Acho que, neste debate, devemos pensar um pouco menos em quem quer (e recebe para) fazer filmes e um pouco mais em quem merece (e paga para) ver os filmes. Temos que fazer a maior quantidade de bons filmes e, ao mesmo tempo, ampliar o público para o cinema brasileiro. O sucesso da política audiovisual no governo Lula será medido, ao final de quatro anos, não apenas pela quantidade de filmes feitos (ou prêmios nos festivais de Cucamonga e Santa Rita do Passa Quatro) mas também pelo PÚBLICO do cinema brasileiro. O ano passado nosso público foi de 8%, este ano deve passar de 10%, isso com filmes nascidos no governo FHC. Como será 2004, 2005 e 2006?
O critério da "contrapartida social" é muito simpático mas ninguém falou seriamente como seria feito, no caso do cinema. Um livro pode reservar uma cota para bibliotecas públicas, uma peça de teatro pode até fazer sessões para escolas, mas o produtor de cinema não tem poder de diminuir o preço dos ingressos, ele mal consegue espaço para exibir seu filme numa sala qualquer. Empregar pessoas de comunidades carentes na produção? Isso me parece demagogia pura, não resolve nada, só atenua a culpa de gastar uma fortuna fazendo filmes num país pobre.
Outro assunto, que ninguém está tocando: o ingresso é de cinema é muito caro. Quando "Dona Flor" fez 8 milhões de espectadores o ingresso custava menos de 50 centavos de dólar. Hoje custa 2 dólares na média, 4 nos finais de semana. Exibidores e distribuidores não querem nem falar nisso mas meus filhos e os amigos deles falam disso sempre, escolhem filmes para ver pelo preço. A maioria da população que vive de salário mínimo ou pouco mais, não vai pagar 10, 12 ou 14 reais para ver um filme. Com a pipoca, namorada e estacionamento, ir ao cinema num sábado custa 50 reais. Com 50 reais você compra 2 DVDS numa banca de revista e assiste, em casa, dois filmes ótimos. E fica com os DVDS. É fundamental criar circuitos alternativos para exibição de filmes brasileiros, a custo mais baixo.

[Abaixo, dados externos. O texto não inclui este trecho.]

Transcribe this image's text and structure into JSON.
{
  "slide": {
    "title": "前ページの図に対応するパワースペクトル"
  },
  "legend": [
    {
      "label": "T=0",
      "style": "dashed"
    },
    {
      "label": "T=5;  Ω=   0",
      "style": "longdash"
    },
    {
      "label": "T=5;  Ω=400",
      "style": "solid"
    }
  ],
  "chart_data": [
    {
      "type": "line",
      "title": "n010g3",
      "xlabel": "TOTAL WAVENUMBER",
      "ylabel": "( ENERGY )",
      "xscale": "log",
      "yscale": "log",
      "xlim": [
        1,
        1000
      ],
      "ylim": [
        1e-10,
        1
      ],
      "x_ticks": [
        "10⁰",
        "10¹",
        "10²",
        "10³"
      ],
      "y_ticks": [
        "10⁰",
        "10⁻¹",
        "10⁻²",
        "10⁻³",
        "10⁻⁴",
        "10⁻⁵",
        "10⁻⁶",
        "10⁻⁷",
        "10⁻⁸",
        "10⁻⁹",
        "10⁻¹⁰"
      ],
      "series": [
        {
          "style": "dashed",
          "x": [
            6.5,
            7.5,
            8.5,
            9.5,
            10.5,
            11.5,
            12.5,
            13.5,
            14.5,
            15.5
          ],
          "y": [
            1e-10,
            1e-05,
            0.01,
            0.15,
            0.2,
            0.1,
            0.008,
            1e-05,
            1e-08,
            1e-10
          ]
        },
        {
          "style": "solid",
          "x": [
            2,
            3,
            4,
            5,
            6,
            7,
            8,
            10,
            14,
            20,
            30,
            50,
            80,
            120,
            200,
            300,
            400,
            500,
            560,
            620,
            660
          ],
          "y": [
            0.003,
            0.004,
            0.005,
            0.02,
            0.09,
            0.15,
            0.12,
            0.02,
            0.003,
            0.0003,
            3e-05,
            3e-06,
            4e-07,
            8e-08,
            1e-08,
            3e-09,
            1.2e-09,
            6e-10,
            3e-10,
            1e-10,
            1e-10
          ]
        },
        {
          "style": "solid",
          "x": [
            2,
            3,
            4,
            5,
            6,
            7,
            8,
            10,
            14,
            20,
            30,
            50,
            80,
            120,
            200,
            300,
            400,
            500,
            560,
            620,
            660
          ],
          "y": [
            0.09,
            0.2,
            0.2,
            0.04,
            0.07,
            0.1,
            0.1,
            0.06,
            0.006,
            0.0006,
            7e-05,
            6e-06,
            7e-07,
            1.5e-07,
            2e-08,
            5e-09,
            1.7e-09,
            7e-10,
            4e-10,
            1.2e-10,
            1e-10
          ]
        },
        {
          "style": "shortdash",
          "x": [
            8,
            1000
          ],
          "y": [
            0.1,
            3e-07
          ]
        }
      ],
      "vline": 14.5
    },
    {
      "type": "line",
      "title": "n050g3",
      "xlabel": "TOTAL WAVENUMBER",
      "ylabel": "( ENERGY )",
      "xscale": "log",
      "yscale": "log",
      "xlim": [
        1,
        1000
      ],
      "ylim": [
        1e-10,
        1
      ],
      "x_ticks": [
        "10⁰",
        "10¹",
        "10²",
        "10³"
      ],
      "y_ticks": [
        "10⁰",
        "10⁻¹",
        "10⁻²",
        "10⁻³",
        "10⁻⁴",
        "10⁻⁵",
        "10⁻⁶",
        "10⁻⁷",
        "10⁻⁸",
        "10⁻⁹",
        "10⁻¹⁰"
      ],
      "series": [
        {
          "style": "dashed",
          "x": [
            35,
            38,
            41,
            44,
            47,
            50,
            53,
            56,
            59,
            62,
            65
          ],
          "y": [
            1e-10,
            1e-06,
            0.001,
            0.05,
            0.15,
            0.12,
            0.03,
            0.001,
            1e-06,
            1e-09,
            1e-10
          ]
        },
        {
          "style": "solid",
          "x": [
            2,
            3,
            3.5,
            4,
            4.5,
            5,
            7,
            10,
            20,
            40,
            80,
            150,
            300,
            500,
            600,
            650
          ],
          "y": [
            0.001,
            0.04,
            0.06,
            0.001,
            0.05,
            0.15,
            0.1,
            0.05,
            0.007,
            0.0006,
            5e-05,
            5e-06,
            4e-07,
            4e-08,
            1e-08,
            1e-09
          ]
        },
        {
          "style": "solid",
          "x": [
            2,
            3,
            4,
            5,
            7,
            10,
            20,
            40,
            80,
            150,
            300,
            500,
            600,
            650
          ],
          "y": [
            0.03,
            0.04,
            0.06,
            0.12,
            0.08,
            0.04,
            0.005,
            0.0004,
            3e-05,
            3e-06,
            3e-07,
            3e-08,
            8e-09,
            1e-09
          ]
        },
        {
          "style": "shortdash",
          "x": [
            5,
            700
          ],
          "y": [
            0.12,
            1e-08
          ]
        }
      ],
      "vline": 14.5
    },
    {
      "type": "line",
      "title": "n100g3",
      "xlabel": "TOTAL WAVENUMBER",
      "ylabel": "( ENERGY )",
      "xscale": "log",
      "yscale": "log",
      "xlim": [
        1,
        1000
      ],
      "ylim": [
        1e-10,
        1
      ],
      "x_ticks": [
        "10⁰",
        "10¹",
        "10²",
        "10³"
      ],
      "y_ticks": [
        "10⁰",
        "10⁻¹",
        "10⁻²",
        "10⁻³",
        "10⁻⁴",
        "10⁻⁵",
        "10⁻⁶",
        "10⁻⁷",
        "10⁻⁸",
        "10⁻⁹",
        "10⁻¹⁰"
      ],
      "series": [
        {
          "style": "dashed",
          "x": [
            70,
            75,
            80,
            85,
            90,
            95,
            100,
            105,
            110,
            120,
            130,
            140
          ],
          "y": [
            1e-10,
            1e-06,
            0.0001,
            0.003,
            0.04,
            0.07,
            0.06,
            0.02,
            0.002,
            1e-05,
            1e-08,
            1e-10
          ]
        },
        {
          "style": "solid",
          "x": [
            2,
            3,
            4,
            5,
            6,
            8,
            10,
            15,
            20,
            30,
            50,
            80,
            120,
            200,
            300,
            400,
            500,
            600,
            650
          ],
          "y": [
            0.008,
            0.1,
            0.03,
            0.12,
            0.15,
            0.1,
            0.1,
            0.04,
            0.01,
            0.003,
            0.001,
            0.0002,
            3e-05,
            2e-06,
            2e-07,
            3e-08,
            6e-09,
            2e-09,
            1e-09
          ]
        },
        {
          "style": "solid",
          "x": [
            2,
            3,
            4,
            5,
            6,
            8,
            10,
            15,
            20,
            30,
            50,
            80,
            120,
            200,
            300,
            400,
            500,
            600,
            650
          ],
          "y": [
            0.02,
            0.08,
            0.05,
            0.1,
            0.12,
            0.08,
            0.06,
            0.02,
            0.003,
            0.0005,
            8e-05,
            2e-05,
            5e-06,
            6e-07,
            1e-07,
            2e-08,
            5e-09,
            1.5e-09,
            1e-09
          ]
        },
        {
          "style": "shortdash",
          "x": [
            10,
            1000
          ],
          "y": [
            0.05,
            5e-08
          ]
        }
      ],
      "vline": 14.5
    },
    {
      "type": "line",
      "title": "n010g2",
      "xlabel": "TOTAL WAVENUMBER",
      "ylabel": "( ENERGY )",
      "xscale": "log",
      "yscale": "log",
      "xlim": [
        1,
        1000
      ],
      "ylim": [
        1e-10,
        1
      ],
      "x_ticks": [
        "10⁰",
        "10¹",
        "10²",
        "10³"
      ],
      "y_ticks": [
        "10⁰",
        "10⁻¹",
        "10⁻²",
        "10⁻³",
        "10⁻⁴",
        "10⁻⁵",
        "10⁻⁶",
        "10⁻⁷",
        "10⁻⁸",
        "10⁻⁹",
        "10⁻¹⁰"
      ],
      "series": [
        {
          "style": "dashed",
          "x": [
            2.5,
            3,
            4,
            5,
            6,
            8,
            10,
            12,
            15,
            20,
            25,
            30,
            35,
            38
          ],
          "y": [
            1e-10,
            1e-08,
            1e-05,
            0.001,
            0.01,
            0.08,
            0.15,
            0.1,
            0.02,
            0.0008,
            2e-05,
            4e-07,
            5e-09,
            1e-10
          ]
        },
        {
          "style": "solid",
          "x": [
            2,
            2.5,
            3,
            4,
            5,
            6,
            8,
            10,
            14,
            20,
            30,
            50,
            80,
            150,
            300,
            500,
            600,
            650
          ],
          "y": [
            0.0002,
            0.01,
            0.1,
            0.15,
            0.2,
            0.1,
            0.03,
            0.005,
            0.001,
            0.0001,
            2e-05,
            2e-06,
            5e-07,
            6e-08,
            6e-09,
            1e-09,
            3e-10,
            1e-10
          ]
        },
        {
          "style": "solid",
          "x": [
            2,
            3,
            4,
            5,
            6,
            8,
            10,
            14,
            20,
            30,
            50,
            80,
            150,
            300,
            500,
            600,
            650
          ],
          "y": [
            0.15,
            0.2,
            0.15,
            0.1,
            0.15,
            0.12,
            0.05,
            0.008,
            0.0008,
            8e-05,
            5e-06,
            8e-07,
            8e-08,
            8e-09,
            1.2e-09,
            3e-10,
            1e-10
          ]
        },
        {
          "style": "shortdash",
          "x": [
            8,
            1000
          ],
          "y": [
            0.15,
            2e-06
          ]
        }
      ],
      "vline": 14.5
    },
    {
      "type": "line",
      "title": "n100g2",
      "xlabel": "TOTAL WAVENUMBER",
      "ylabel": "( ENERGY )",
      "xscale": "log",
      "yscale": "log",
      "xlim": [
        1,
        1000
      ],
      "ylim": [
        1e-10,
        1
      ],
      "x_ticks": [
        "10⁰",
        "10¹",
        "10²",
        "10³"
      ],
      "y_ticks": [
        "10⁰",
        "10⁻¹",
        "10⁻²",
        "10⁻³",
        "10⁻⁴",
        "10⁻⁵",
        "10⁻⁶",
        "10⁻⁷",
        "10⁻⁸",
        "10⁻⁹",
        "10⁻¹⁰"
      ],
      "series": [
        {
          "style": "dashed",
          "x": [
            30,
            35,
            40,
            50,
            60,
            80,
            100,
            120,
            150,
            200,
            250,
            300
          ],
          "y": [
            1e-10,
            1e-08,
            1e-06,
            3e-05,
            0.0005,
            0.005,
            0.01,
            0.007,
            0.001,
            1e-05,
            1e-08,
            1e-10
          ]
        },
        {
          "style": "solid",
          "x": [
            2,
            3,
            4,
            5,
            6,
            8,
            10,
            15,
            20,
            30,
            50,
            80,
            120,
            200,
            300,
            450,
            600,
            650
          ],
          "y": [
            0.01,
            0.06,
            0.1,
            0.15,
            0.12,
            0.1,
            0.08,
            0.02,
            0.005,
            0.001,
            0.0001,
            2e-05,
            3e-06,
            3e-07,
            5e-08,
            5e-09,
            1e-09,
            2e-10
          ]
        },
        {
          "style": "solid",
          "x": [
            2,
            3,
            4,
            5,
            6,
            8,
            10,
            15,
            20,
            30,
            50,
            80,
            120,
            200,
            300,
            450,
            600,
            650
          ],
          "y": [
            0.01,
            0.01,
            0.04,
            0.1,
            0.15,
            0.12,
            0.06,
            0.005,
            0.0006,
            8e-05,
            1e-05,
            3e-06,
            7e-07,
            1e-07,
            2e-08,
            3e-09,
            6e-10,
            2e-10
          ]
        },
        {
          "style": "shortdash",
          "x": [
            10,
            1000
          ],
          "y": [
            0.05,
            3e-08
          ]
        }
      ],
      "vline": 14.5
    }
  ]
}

Outra questão, que parece estar sendo esquecida no debate é a relação "público / mídia em televisão" dos recentes sucessos do cinema brasileiro. Sem entrar na questão da qualidade dos filmes, é evidente que a participação da Globo Filmes (com a conseqüente mídia na TV Globo) é diretamente responsável pelos sucesso de público de "Carandiru", "Cidade de Deus" e "Deus é brasileiro". É claro que a Globo Filmes se associou aos projetos que já tinham maior potencial de mercado ("Vende mais por que é fresquinho ou é fresquinho por que vende mais?") mas está mais que provado que a velha reivindicação de parceria entre televisão e cinema é fundamental para a ampliação do público. (O que revela o óbvio: quem anuncia em televisão vende mais, seja um filme, cerveja ou chinelos). Esta parceria precisa ser incentivada, ampliada, envolver as outras redes de televisão.
Os critérios de participação da Globo, uma empresa privada, em um ou outro filme são critérios da empresa, mas sempre haverá quem queira proibir a participação da Globo nos filmes ou obrigá-la a participar de todos os filmes, parece ser nosso destino viver num estado onde o que não é proibido é obrigatório. (Por favor, não me venham com aquela conversa que as tevês são concessões públicas, a concessão não prevê espaço de mídia para filmes brasileiros, essa conversa é muito antiga e não dá em nada.) Eu sei que o assunto em pauta não é esse, mas acho que seria fundamental discutirmos outras formas de dar visibilidade ao cinema brasileiro na televisão, incentivando a criação da SBT Filmes, da Bandeirantes Filmes, etc. Ou reservando parte da verba de patrocínio das estatais para a divulgação e lançamento dos filmes. Ou ainda... não sei. Pensem.
E, é claro, não se esqueçam de fazer filmes bons. No final das contas, é isso que vale.
Abraço a todos.
Jorge Furtado
Porto Alegre, 15 de maio de 2003.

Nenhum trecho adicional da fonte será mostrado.